Una escena, menos de 15 segundos de las más de dos horas que tiene el filme, me hizo revivir un insólito suceso relacionado con algo de lo más triste que he vivido en los últimos años. Uno de los personajes de la película soltaba unos globos para, de alguna manera, liberar el dolor que siente por la pérdida de un ser querido.

Cuando murió mi abuela le recomendé a mi madre que hiciera eso. Por aquellos días nos comunicábamos ella y yo a través del chat, un amigo con una cuenta de Internet me daba esa oportunidad en medio de días tan duros. De esa manera pude pasarle éste consejo que me dio una amiga sicóloga.

Para mi madre fue muy difícil la muerte de mi abuela, lo fue para todos pero para ella fue bien duro. El hecho de que viviera en este país hizo que sintiera que, de alguna manera, no estuvo junto a su madre en los últimos momentos. Ella es una mujer fuerte y no es de las que muestre sus sentimientos, eso le hizo más complejo todo el proceso del duelo.

Justo al día siguiente de que habláramos sobre la técnica de soltar los globos para dejar ir un poco del dolor que sentimos cuando perdemos a alguien, mi madre salía a su trabajo como cada mañana y, en el portal de la casa, la esperaba un globo rosado, el color que más le gustaba a mi abuela.

Ni mi madre ni mis hermanos supieron nunca cómo llegó aquel globo hasta allá cuando apenas amanecía, pero para ella fue una señal de que mi abuela intentaba que su dolor pasara. A partir de ese día ha aprendido a sobrellevar una pérdida por la que todavía, más de dos años después, suelta alguna lágrima cuando nadie la ve.
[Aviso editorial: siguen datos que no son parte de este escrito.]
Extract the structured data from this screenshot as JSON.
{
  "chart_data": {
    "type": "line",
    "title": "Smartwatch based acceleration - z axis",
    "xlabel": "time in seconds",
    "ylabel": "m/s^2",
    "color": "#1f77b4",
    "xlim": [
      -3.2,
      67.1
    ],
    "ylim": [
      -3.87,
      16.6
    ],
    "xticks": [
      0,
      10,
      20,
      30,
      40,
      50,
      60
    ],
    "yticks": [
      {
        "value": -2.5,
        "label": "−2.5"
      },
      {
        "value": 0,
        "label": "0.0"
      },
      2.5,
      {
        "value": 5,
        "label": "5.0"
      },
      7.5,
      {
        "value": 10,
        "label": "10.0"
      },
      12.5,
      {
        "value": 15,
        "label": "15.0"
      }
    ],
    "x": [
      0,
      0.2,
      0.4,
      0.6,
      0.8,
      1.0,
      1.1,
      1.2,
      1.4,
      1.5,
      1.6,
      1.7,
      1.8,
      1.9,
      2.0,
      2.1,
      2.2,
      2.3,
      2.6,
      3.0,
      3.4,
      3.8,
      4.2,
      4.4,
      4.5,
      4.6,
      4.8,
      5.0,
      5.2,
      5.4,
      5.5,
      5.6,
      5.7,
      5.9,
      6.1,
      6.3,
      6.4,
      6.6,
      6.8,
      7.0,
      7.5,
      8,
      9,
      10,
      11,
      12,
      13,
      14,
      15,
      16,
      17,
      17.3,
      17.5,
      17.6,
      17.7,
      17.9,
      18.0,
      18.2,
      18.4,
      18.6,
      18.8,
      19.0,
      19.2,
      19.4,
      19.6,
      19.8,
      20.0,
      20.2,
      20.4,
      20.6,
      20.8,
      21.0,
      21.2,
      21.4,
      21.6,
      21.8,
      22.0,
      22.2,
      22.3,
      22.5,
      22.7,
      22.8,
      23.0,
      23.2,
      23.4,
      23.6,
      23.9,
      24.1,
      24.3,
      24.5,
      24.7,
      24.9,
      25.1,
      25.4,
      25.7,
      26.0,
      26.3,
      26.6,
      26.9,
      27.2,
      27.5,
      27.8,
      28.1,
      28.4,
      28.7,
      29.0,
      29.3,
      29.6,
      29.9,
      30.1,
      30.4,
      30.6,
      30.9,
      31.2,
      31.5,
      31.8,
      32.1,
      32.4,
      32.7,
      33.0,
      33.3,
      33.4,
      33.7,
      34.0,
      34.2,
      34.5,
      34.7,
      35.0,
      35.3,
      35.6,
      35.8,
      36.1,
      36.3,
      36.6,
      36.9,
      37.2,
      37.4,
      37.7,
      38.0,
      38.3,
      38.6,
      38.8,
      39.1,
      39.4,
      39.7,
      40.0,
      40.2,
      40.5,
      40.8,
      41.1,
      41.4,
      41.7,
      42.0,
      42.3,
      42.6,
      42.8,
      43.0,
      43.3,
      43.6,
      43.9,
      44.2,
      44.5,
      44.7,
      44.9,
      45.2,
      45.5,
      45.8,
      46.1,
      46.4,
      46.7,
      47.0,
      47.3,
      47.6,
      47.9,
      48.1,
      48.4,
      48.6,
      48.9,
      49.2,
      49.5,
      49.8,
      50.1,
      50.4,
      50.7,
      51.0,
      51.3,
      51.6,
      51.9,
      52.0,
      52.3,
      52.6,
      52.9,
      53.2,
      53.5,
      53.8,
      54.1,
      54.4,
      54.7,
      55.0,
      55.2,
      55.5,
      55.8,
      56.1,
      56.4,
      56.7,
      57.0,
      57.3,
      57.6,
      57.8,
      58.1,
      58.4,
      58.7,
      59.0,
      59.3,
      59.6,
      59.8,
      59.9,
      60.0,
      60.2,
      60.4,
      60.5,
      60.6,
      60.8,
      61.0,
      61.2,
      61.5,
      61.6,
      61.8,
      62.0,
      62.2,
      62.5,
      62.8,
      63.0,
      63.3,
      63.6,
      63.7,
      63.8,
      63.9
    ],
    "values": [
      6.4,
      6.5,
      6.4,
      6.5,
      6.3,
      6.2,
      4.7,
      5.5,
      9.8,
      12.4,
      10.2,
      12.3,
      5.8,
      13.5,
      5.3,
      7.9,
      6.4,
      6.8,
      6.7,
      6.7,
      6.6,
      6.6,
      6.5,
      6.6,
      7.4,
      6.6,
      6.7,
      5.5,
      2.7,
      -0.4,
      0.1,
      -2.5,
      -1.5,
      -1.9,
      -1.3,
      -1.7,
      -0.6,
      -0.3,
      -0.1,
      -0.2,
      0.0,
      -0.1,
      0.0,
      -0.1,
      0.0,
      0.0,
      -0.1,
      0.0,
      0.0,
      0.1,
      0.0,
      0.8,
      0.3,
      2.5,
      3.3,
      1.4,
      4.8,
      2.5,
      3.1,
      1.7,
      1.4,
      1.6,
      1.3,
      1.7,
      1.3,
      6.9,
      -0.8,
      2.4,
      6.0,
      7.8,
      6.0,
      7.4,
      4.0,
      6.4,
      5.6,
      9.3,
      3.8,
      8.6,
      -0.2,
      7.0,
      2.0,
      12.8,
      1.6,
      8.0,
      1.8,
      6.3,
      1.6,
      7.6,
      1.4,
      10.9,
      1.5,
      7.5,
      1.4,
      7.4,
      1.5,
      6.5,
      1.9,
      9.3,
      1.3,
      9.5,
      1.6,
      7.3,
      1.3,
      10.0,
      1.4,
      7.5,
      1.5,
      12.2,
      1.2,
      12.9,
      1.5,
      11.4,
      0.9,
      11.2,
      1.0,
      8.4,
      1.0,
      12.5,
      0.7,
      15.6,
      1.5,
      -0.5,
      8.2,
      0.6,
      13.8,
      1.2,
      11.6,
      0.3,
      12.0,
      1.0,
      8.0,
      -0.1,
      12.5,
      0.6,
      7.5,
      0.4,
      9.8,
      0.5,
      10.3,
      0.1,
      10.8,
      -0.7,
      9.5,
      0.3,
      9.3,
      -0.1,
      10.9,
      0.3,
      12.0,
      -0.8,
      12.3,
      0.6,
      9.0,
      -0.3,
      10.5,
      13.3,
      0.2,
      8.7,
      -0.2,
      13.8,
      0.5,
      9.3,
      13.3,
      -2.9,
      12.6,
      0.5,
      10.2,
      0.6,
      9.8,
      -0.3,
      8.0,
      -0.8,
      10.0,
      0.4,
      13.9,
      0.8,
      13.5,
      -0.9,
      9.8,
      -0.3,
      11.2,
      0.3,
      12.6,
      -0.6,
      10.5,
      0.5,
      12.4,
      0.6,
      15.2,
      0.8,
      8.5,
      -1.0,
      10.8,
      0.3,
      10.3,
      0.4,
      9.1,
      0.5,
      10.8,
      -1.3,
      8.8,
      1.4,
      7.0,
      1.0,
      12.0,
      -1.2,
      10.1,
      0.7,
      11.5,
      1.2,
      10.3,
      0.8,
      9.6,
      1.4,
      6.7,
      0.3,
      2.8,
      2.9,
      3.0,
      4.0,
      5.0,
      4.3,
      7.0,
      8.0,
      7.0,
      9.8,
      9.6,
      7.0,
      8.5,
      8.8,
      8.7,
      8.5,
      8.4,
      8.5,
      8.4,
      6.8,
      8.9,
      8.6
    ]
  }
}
No sé cuál es la magia o el efecto sicológico que pueda tener aquello de soltar una de esas bolas elásticas de colores y ver como se pierde en el cielo. Debe ser un esfuerzo para intentar materializar la salida de un dolor que nos agobia y con el que, muchas veces, no podemos lidiar. La vida no siempre es fácil pero en bueno saber que, en esos momentos en que nos golpea, podemos dejar salir el sufrimiento y ver como se pierde en el cielo junto con un globo.

Yo no he inflado uno en muchos años, en cambio, cada día voy llenando este blog con mis tristezas, mis logros, algunas frustraciones y también con mis alegrías. Aun no se me ha perdido en el horizonte pero, de vez en cuando, sus palabras me rebotan con ecos, cercanos y lejanos, desde ciudades amuralladas, iluminadas por exorbitantes luces de neón, refrescadas por brisas marinas y con algún que otro exótico olor que no sabría ubicar en el mapa.